Even among manufacturers, though, there were divergent views. This was accentuated anytime the subject of stock versus "freak" or purpose built race cars was discussed. Manufacturers by and large had no interest in the additional investment of producing special cars with no commercial value just to see who could go faster. A.E.P. Chalfont, the general manager of the Licensed Automobile Manufacturer's Association offered impressive, even visionary, commentary in the article:
"The public must now realize that automobile contests are in their infancy. However, the most expert men in the business cannot tell what turn the sport is going to take next. The whole manufacturing world is divided on the subject of racing. One maker says the sport is of no benefit to the industry, another says it helps more than anything else. Some favor a speedway, but urge the importance of practical contests."
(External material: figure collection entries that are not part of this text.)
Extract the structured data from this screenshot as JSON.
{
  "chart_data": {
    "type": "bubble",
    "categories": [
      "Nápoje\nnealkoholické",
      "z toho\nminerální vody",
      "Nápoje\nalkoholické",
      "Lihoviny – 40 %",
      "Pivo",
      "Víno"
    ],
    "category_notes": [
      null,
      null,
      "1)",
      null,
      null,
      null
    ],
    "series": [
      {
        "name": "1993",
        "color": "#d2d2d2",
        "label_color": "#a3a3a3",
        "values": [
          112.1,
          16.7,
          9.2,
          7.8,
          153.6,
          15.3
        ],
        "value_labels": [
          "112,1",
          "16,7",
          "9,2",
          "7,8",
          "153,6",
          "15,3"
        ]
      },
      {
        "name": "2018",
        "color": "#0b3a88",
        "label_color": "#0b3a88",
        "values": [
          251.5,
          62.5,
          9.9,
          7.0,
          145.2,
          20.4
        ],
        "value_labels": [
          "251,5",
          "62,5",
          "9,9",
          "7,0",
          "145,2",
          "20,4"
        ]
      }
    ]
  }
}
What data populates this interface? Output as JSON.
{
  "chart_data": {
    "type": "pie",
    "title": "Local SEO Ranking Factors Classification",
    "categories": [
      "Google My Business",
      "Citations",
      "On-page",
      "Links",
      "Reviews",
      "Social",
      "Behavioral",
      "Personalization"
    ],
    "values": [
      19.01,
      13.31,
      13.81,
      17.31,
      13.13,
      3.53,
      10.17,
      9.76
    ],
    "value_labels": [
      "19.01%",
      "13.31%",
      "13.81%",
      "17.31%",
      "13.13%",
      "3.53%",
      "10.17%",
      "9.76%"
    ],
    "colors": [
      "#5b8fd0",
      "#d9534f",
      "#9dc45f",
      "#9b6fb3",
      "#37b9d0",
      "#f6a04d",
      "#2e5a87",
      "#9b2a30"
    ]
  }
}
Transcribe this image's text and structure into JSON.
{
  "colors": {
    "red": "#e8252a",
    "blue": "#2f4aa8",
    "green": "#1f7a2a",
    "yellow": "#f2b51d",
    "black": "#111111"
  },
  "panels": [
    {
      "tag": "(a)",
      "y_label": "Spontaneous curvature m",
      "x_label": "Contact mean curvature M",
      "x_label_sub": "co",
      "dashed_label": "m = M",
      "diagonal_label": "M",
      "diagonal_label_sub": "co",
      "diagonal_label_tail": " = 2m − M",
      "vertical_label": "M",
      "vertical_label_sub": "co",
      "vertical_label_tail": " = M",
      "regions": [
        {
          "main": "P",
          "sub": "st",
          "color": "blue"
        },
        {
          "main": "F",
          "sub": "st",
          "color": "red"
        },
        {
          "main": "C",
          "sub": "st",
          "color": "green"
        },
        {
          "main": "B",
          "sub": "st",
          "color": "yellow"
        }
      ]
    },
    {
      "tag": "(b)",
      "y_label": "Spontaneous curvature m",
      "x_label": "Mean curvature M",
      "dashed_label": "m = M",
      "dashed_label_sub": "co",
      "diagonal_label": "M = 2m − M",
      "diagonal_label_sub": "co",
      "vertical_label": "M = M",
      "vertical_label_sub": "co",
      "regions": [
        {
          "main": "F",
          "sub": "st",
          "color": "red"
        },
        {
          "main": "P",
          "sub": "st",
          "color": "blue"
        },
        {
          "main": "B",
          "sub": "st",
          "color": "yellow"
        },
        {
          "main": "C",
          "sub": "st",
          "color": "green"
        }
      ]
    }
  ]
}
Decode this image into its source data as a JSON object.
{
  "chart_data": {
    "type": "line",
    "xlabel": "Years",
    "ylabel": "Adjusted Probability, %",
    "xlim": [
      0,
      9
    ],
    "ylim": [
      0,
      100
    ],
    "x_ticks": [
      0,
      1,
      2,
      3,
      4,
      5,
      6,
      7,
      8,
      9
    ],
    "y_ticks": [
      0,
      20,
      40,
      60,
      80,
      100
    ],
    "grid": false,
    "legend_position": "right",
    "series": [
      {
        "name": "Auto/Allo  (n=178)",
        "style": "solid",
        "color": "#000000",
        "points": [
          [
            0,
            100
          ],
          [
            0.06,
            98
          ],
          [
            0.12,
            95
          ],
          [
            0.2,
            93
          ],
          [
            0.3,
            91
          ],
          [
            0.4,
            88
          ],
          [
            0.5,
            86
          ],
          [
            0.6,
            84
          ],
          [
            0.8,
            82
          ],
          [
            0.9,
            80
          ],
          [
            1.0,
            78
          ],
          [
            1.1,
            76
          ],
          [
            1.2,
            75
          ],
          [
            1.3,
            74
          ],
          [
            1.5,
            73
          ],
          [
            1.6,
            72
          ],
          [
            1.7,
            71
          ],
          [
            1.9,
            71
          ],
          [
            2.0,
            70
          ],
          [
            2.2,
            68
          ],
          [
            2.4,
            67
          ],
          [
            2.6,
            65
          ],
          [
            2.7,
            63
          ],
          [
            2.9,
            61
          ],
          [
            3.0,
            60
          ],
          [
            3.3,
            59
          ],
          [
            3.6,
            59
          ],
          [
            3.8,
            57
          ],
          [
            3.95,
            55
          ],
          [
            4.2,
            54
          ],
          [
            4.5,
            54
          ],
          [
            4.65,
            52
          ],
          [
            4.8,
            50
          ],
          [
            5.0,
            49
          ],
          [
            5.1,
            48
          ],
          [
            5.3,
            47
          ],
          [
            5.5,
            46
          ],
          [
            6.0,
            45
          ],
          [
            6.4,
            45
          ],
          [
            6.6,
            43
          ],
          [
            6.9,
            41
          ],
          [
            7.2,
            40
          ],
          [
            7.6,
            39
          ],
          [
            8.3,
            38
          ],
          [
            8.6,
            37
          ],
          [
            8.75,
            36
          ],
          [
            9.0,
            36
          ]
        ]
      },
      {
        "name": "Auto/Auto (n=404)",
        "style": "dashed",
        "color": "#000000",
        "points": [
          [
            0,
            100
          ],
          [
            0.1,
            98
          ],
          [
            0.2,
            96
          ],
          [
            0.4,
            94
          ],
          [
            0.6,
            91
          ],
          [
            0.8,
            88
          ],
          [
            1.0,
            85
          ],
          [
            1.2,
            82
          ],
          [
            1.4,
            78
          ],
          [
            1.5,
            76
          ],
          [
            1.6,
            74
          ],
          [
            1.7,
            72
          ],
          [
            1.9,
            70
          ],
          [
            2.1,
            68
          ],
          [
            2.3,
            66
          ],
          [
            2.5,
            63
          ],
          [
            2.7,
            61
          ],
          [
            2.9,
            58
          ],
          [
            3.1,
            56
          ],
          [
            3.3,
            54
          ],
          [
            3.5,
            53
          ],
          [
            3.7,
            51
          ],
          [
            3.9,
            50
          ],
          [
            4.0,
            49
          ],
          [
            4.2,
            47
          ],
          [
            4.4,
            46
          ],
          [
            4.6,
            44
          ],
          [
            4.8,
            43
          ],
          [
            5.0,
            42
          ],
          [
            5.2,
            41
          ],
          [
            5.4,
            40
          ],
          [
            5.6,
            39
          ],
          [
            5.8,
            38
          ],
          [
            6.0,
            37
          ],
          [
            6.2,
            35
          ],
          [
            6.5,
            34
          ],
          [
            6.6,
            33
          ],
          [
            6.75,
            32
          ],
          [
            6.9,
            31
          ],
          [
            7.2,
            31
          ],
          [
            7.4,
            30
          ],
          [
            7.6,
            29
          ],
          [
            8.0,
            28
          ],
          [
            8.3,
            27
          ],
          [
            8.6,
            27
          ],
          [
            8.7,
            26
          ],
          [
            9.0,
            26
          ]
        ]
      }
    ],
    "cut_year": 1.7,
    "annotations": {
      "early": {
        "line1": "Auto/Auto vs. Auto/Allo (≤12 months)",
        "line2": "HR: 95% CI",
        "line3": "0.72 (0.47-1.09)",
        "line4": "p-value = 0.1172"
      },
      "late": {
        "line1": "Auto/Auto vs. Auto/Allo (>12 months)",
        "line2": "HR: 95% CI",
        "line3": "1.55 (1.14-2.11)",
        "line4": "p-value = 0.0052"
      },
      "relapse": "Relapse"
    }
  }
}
As a note of historical context the reference to "a speedway" is significant as at the time this article was published the Indianapolis Motor Speedway was under construction. Chalfont and his contemporaries did not have the benefit of seeing their sport's future but road racing on public roads was largely doomed. While endurance runs like the Glidden Trophy continued for some time these were not full-on speed contests. Road racing as it was in the days of the Vanderbilt Cup would perish as the country entered the era of speedway ovals. Private road courses have been built, road rallies continue and off-road racing in largely remote areas such as the Baja 1000 still thrive. With the advent of a revival of American street racing such as the Long Beach Grand Prix even the use of public roads has resurfaced albeit in a much more packaged manner. The early road races, despite their eventually intolerable risks to the public and impractical approach to commandeering public facilities served an important purpose in underscoring the good roads movement of the day.